En sus últimos años, McNamara desarrolló tres obsesiones:
Reunirse con antiguos generales vietnamitas para comparar cifras
Coleccionar relojes detenidos (simbólicamente, “el tiempo que quiso controlar”)
Releer obsesivamente Fausto de Goethe, subrayando pasajes sobre pactos con el diablo
Murió sin responder la pregunta que más le atormentaba: ¿Fue víctima o arquitecto de la ilusión tecnocrática? Su legado sigue flotando como una advertencia en los pasillos del poder: cuando los números se convierten en dogmas, incluso los genios matemáticos terminan perdidos en sus propias ecuaciones fallidas.
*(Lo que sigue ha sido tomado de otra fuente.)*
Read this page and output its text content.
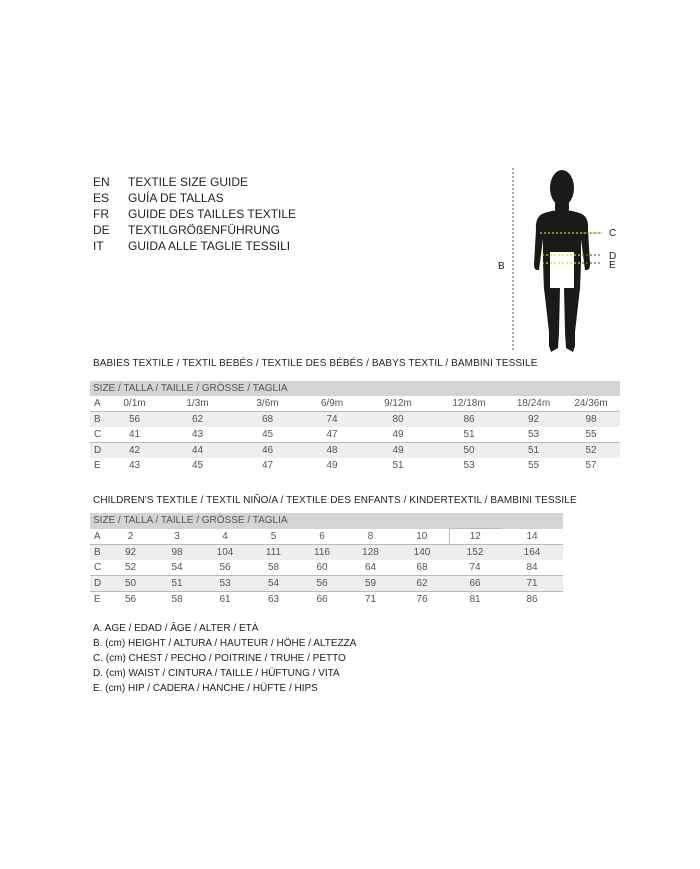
EN	TEXTILE SIZE GUIDE
ES	GUÍA DE TALLAS
FR	GUIDE DES TAILLES TEXTILE
DE	TEXTILGRÖßENFÜHRUNG
IT	GUIDA ALLE TAGLIE TESSILI
B
C
D
E
BABIES TEXTILE / TEXTIL BEBÉS / TEXTILE DES BÉBÉS / BABYS TEXTIL / BAMBINI TESSILE
SIZE / TALLA / TAILLE / GRÖSSE / TAGLIA								
A	0/1m	1/3m	3/6m	6/9m	9/12m	12/18m	18/24m	24/36m
B	56	62	68	74	80	86	92	98
C	41	43	45	47	49	51	53	55
D	42	44	46	48	49	50	51	52
E	43	45	47	49	51	53	55	57
CHILDREN'S TEXTILE / TEXTIL NIÑO/A / TEXTILE DES ENFANTS / KINDERTEXTIL / BAMBINI TESSILE
SIZE / TALLA / TAILLE / GRÖSSE / TAGLIA									
A	2	3	4	5	6	8	10	12	14
B	92	98	104	111	116	128	140	152	164
C	52	54	56	58	60	64	68	74	84
D	50	51	53	54	56	59	62	66	71
E	56	58	61	63	66	71	76	81	86
A. AGE / EDAD / ÂGE / ALTER / ETÀ
B. (cm) HEIGHT / ALTURA / HAUTEUR / HÖHE / ALTEZZA
C. (cm) CHEST / PECHO / POITRINE / TRUHE / PETTO
D. (cm) WAIST / CINTURA / TAILLE / HÜFTUNG / VITA
E. (cm) HIP / CADERA / HANCHE / HÜFTE / HIPS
Hoy, en la era del big data y las guerras por drones, su legado persiste como una advertencia en mármol: por sofisticados que sean nuestros modelos, hay variables humanas que se resisten a ser cuantificadas. El hombre que creyó poder domeñar la guerra con hojas de cálculo terminó sus días sabiendo que algunas ecuaciones solo pueden resolverse con lágrimas, nunca con lógica.